Putman introduced a notion of a partitioned surface which is a surface with boundary with decoration restricting how the surface can be embedded into larger surfaces, and defined the Torelli group of the partitioned surfaces. In this paper, we study some topological and dynamical aspects of the Torelli groups of partitioned surfaces. More precisely, first we obtain upper and lower bounds on the cohomological dimension of Torelli groups of partitioned surfaces and show that those two bounds coincide when at most three boundary components are grouped together in the partition of the boundary. Second, we study the asymptotic translation lengths of Torelli groups of partitioned surfaces on the corresponding curve complexes. We show that the minimal asymptotic translation length asymptotically behaves almost like the reciprocal of the Euler characteristic of the surface.
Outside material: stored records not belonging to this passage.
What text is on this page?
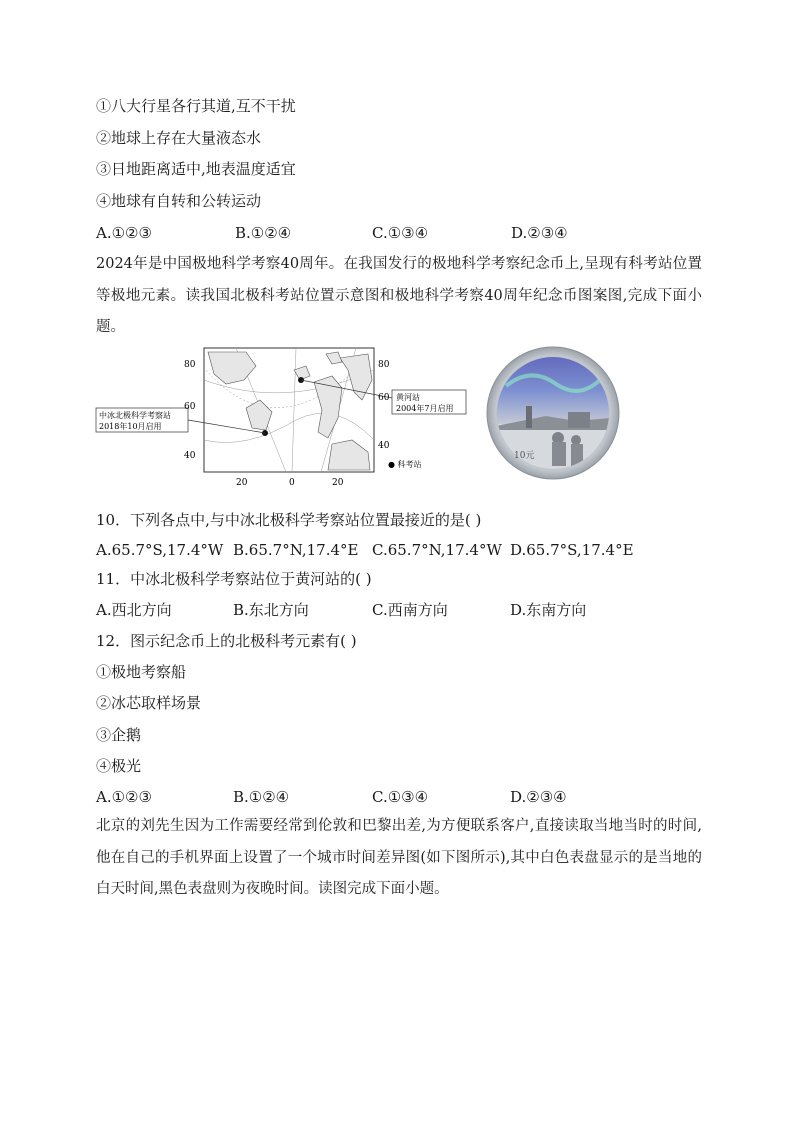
①八大行星各行其道,互不干扰
②地球上存在大量液态水
③日地距离适中,地表温度适宜
④地球有自转和公转运动
A.①②③	B.①②④	C.①③④	D.②③④
2024年是中国极地科学考察40周年。在我国发行的极地科学考察纪念币上,呈现有科考站位置等极地元素。读我国北极科考站位置示意图和极地科学考察40周年纪念币图案图,完成下面小题。
中冰北极科学考察站
2018年10月启用
黄河站
2004年7月启用
80
60
40
80
60
40
20	0	20
● 科考站
10元
10．下列各点中,与中冰北极科学考察站位置最接近的是( )
A.65.7°S,17.4°W B.65.7°N,17.4°E C.65.7°N,17.4°W D.65.7°S,17.4°E
11．中冰北极科学考察站位于黄河站的( )
A.西北方向	B.东北方向	C.西南方向	D.东南方向
12．图示纪念币上的北极科考元素有( )
①极地考察船
②冰芯取样场景
③企鹅
④极光
A.①②③	B.①②④	C.①③④	D.②③④
北京的刘先生因为工作需要经常到伦敦和巴黎出差,为方便联系客户,直接读取当地当时的时间,他在自己的手机界面上设置了一个城市时间差异图(如下图所示),其中白色表盘显示的是当地的白天时间,黑色表盘则为夜晚时间。读图完成下面小题。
This generalizes the previous result of the first and second authors on Torelli groups for closed surfaces.

Putman 引入了分区曲面的概念，它是一个带有边界的曲面，其装饰限制了该曲面如何嵌入到更大的曲面中，并定义了分区曲面的 Torelli 群。在本文中，我们研究了划分曲面托雷利群的一些拓扑和动力学方面。更准确地说，首先我们获得划分曲面 Torelli 群的上同调维数的上界和下界，并表明当最多三个边界分量在边界划分中分组在一起时，这两个边界重合。其次，我们研究了相应曲线复合体上分分曲面 Torelli 群的渐近平移长度。我们证明最小渐近平移长度的渐近行为几乎类似于曲面的欧拉特征的倒数。这概括了第一作者和第二作者之前关于闭合曲面 Torelli 群的结果。